PARIS, 29 juillet (Reuters) - Le secteur de l'exploration pétrolière pourrait s'engager vers une reprise dans les prochains mois, a estimé vendredi le directeur général de CGG , qui évoque un regain d'optimisme au sein des compagnies pétrolières.

"Nous constatons une stabilisation du marché et un début de changement d'esprit chez nos clients (...) qui pourrait nous laisser penser que nous avons atteint le bas du cycle", a déclaré Jean-Georges Malcor à l'occasion de la publication des résultats trimestriels du spécialiste des services et équipements géophysiques.

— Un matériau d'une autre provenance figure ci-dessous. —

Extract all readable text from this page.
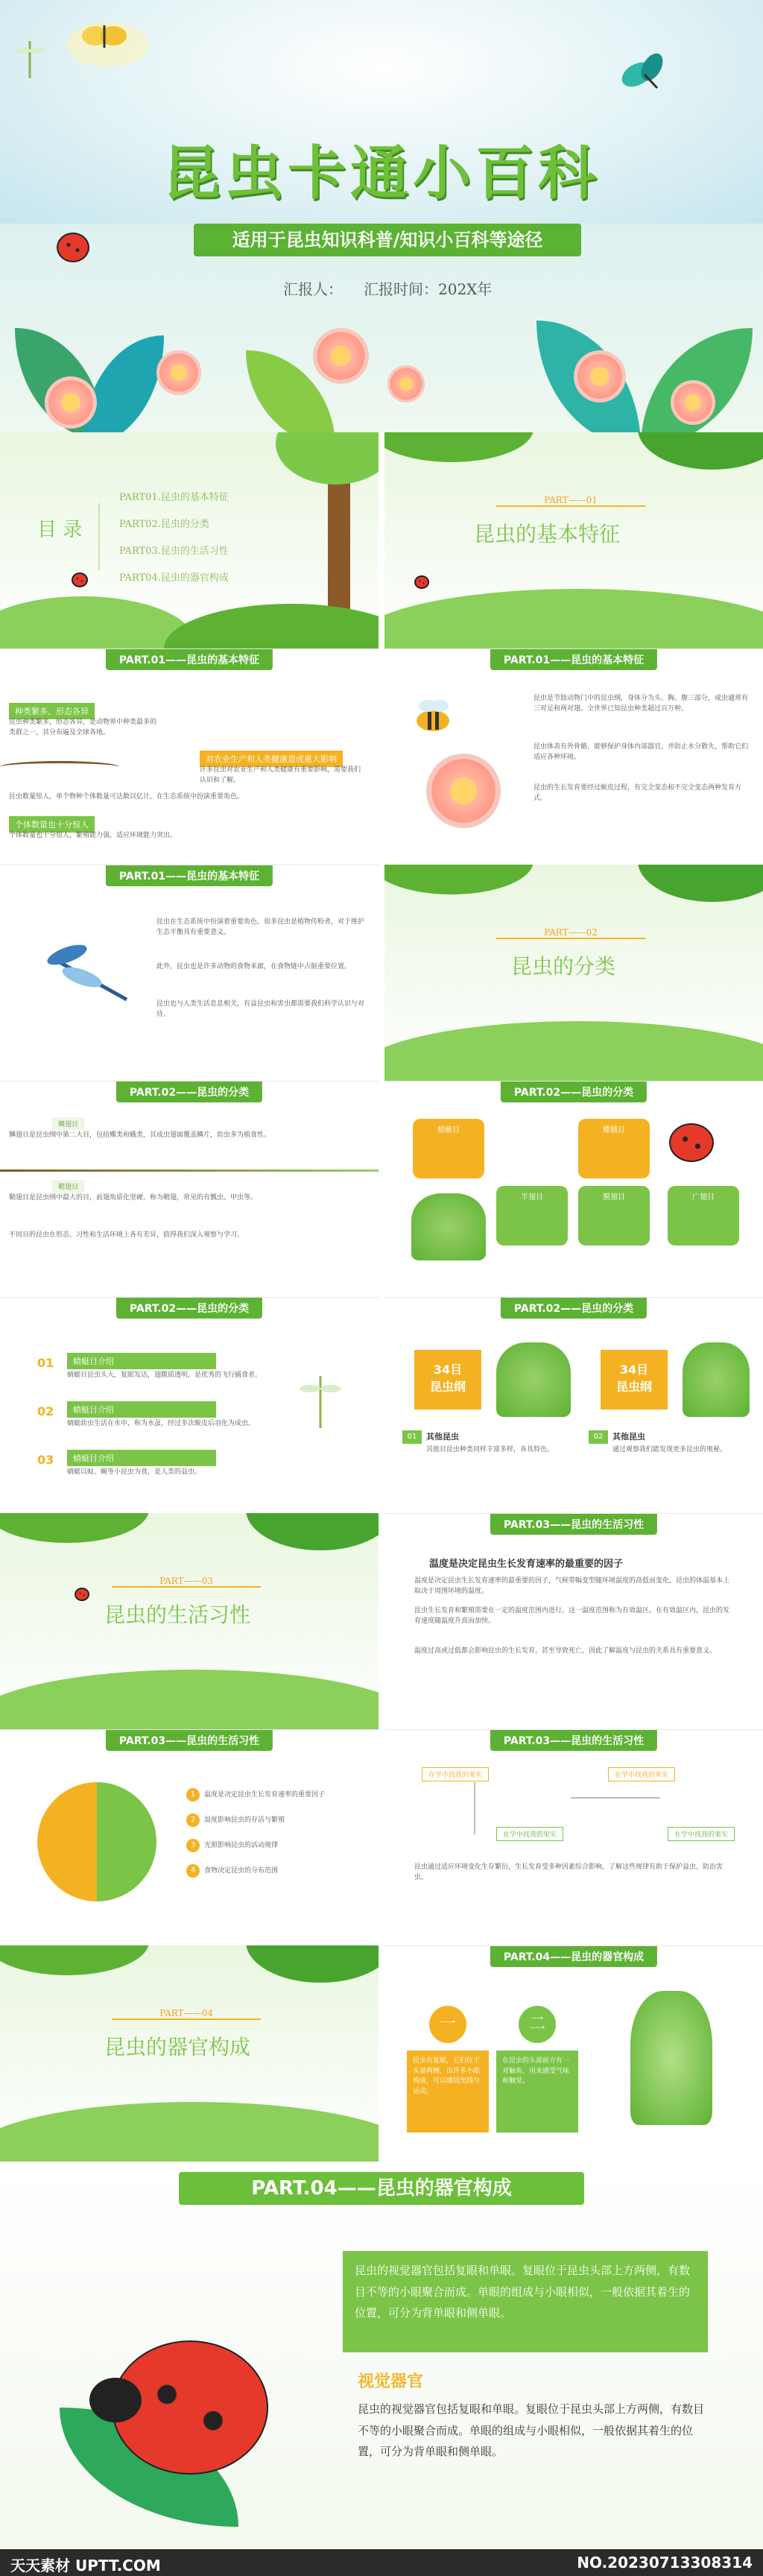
昆虫卡通小百科
适用于昆虫知识科普/知识小百科等途径
汇报人： 汇报时间：202X年
目 录
PART01.昆虫的基本特征
PART02.昆虫的分类
PART03.昆虫的生活习性
PART04.昆虫的器官构成
PART——01
昆虫的基本特征
PART.01——昆虫的基本特征
种类繁多、形态各异
昆虫种类繁多，形态各异，是动物界中种类最多的类群之一，其分布遍及全球各地。
对农业生产和人类健康造成重大影响
许多昆虫对农业生产和人类健康有重要影响，需要我们认识和了解。
昆虫数量惊人，单个物种个体数量可达数以亿计，在生态系统中扮演重要角色。
个体数量也十分惊人
个体数量也十分惊人，繁殖能力强，适应环境能力突出。
PART.01——昆虫的基本特征
昆虫是节肢动物门中的昆虫纲，身体分为头、胸、腹三部分，成虫通常有三对足和两对翅。全世界已知昆虫种类超过百万种。
昆虫体表有外骨骼，能够保护身体内部器官，并防止水分散失，帮助它们适应各种环境。
昆虫的生长发育要经过蜕皮过程，有完全变态和不完全变态两种发育方式。
PART.01——昆虫的基本特征
昆虫在生态系统中扮演着重要角色，很多昆虫是植物传粉者，对于维护生态平衡具有重要意义。
此外，昆虫也是许多动物的食物来源，在食物链中占据重要位置。
昆虫也与人类生活息息相关，有益昆虫和害虫都需要我们科学认识与对待。
PART——02
昆虫的分类
PART.02——昆虫的分类
鳞翅目
鳞翅目是昆虫纲中第二大目，包括蝶类和蛾类，其成虫翅面覆盖鳞片，幼虫多为植食性。
鞘翅目
鞘翅目是昆虫纲中最大的目，前翅角质化坚硬，称为鞘翅，常见的有瓢虫、甲虫等。
不同目的昆虫在形态、习性和生活环境上各有差异，值得我们深入观察与学习。
PART.02——昆虫的分类
蜻蜓目	蝶蛾目
半翅目	膜翅目	广翅目
PART.02——昆虫的分类
01	蜻蜓目介绍
蜻蜓目昆虫头大，复眼发达，翅膜质透明，是优秀的飞行捕食者。
02	蜻蜓目介绍
蜻蜓幼虫生活在水中，称为水虿，经过多次蜕皮后羽化为成虫。
03	蜻蜓目介绍
蜻蜓以蚊、蝇等小昆虫为食，是人类的益虫。
PART.02——昆虫的分类
34目
昆虫纲
34目
昆虫纲
01	其他昆虫
其他目昆虫种类同样丰富多样，各具特色。
02	其他昆虫
通过观察我们能发现更多昆虫的奥秘。
PART——03
昆虫的生活习性
PART.03——昆虫的生活习性
温度是决定昆虫生长发育速率的最重要的因子
温度是决定昆虫生长发育速率的最重要的因子，气候带幅变型随环境温度的高低而变化，昆虫的体温基本上取决于周围环境的温度。
昆虫生长发育和繁殖需要在一定的温度范围内进行，这一温度范围称为有效温区。在有效温区内，昆虫的发育速度随温度升高而加快。
温度过高或过低都会影响昆虫的生长发育，甚至导致死亡，因此了解温度与昆虫的关系具有重要意义。
PART.03——昆虫的生活习性
1 温度是决定昆虫生长发育速率的重要因子
2 湿度影响昆虫的存活与繁殖
3 光照影响昆虫的活动规律
4 食物决定昆虫的分布范围
PART.03——昆虫的生活习性
在学中找我的果实	在学中找我的果实
在学中找我的果实	在学中找我的果实
昆虫通过适应环境变化生存繁衍，生长发育受多种因素综合影响，了解这些规律有助于保护益虫、防治害虫。
PART——04
昆虫的器官构成
PART.04——昆虫的器官构成
一	二
昆虫有复眼，它们位于头部两侧，由许多小眼构成，可以感知光线与运动。
在昆虫的头部前方有一对触角，用来感受气味和触觉。
PART.04——昆虫的器官构成
昆虫的视觉器官包括复眼和单眼。复眼位于昆虫头部上方两侧，有数目不等的小眼聚合而成。单眼的组成与小眼相似，一般依据其着生的位置，可分为背单眼和侧单眼。
视觉器官
昆虫的视觉器官包括复眼和单眼。复眼位于昆虫头部上方两侧，有数目不等的小眼聚合而成。单眼的组成与小眼相似，一般依据其着生的位置，可分为背单眼和侧单眼。
天天素材 UPTT.COM	NO.20230713308314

Ce secteur a été ébranlé par la violente chute des prix du pétrole il y a deux ans, qui a conduit les "majors" a drastiquement limiter leurs investissements. Si un retournement de tendance est à présent possible, il ne s'est pas encore concrétisé dans les faits, prévient CGG.

"Ceci ne se traduit pas pour l'instant chez nous, ni par une reprise des appels d'offre, ni par une remontée des prix, c'est probablement un peu tôt, et il faudrait que les conditions se pérennisent pendant un trimestre ou deux pour qu'on puisse avoir un effet sur nos activité", a ajouté Jean-Georges Malcor durant une conférence téléphonique.

Engagé dans un plan de restructuration, CGG a poursuivi, dans un environnement qu'il juge encore "incertain", ses efforts de réductions de coûts et de dépenses durant le deuxième trimestre 2016.

Le groupe français a ainsi décidé de réduire de 50 millions de dollars supplémentaires ses investissements annuels tout en confirmant que sa dette nette se situerait en deçà de 2,4 milliards de dollars fin 2016.

Le directeur général de CGG a aussi insisté sur le fait que son groupe conserverait une "très grosse discipline" sur la génération de "cash flow".

Le chiffre d'affaires de CGG au deuxième trimestre a chuté à 290 millions de dollars contre 473 millions durant la même période auparavant. Le groupe accuse une perte nette de 79 millions de dollars, contre 61 millions un an auparavant.